Third when they did present enterprises for funding they would present enterprises that solved problems that they faced in their own lives or that they saw in society or that improved or consolidated business process that they themselves interacted with.

Fourth, these women over a period of two years would consistently be described as happy and financially stable. With five years happy and wealthy. 

"We realised that a practical model existed for the financial empowerment of women that could take them from states of financial distress to financial stability within two years and then wealth within five years. Therefore, we began to note down the core lessons that these women had been exposed to.

“We then looked at the structure of how to bring the notion of a woman’s income and wealth incubator to the mass market to enable any woman anywhere to be able to join,” she says.

“We decided that if we could have all the moving parts on a mobile application we could do what had only been done for a few millions , " she explained.

She continues, "So we started drawing sketches, putting together a business plan and talking to App developers who told us not was it possible but it would be easily doable. That is when we got to work in earnest by talking to friends to raise the money needed to bring the concept to market. As we spoke to friends, an odd thing happened. As they would commit they would ask if they could tell a friend so that friend could invest as well and in short order we realised that we needed a more organised process that was all inclusive for women who wanted to come on board."

The ladies then put together a well-organized social media campaign that started in June and ends in September that has attracted women in droves looking to get in early on a business model that many are saying could have global implications with some even comparing their concept now christened WIIE (women investing in entrepreneurship) to Facebook and Uber.

"Women are investing now so that when the platform launches in September they will be shareholders in what we believe will be a global phenomenon that women everywhere will use.”

“When it rolls out women will pay for the life mentorship that will last four months and the enterprise mentorship that will be continuous a minimum of Sh1,500 per month, the money will go into enterprises that will be presented on the platform for funding.”

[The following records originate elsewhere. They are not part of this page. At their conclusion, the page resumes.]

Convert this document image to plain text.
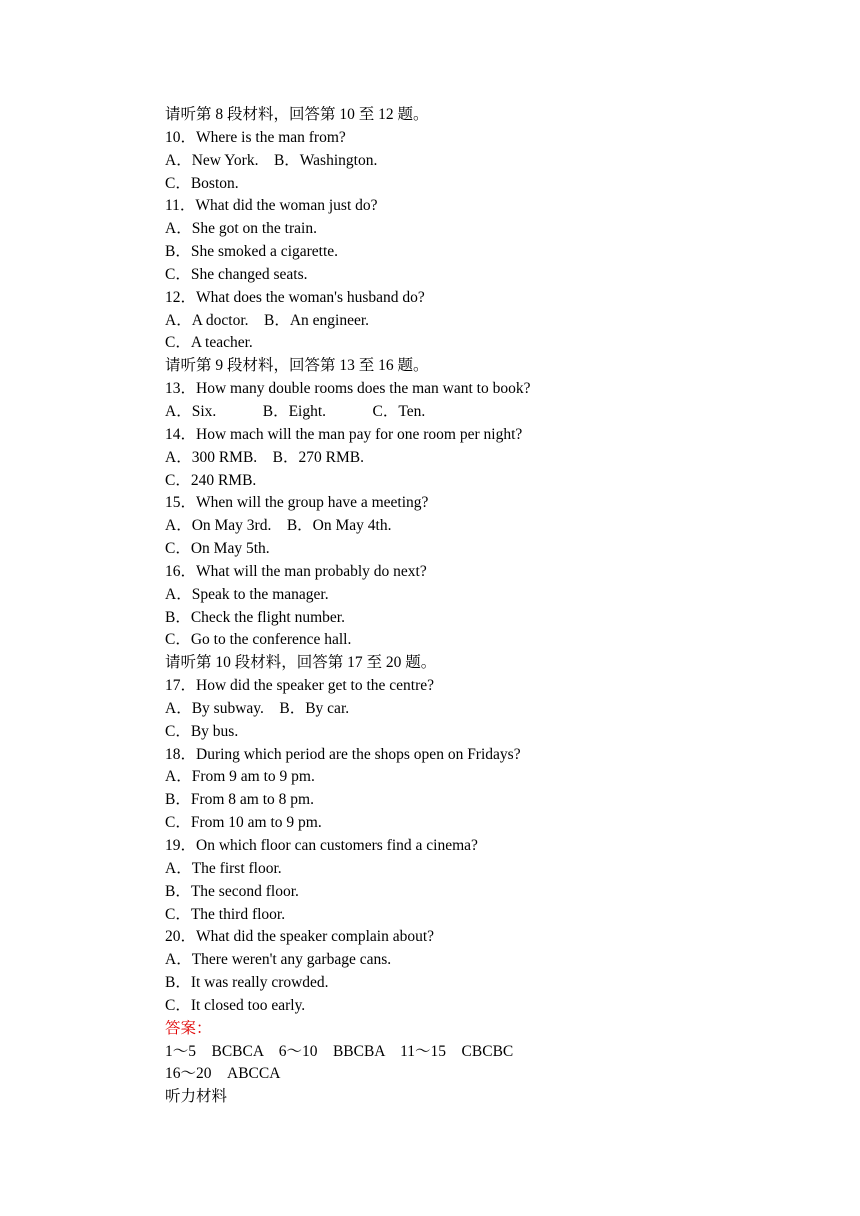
请听第 8 段材料，回答第 10 至 12 题。
10．Where is the man from?
A．New York.　B．Washington.
C．Boston.
11．What did the woman just do?
A．She got on the train.
B．She smoked a cigarette.
C．She changed seats.
12．What does the woman's husband do?
A．A doctor.　B．An engineer.
C．A teacher.
请听第 9 段材料，回答第 13 至 16 题。
13．How many double rooms does the man want to book?
A．Six.　　　B．Eight.　　　C．Ten.
14．How mach will the man pay for one room per night?
A．300 RMB.　B．270 RMB.
C．240 RMB.
15．When will the group have a meeting?
A．On May 3rd.　B．On May 4th.
C．On May 5th.
16．What will the man probably do next?
A．Speak to the manager.
B．Check the flight number.
C．Go to the conference hall.
请听第 10 段材料，回答第 17 至 20 题。
17．How did the speaker get to the centre?
A．By subway.　B．By car.
C．By bus.
18．During which period are the shops open on Fridays?
A．From 9 am to 9 pm.
B．From 8 am to 8 pm.
C．From 10 am to 9 pm.
19．On which floor can customers find a cinema?
A．The first floor.
B．The second floor.
C．The third floor.
20．What did the speaker complain about?
A．There weren't any garbage cans.
B．It was really crowded.
C．It closed too early.
答案：
1～5　BCBCA　6～10　BBCBA　11～15　CBCBC
16～20　ABCCA
听力材料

“So they will walk in for a mentorship and end up with multiple investments and as a result multiple income streams. The women who are investing see that there is a huge market for this model not only locally but also internationally. By investing now, they are becoming owners of the platform, which will make money when businesses are presented for funding, in the management of that business, and from the profits, those businesses will make. For most Kenyan women this a practical way to invest in a model that they know when rolled out to the general public already has huge demand" she concludes.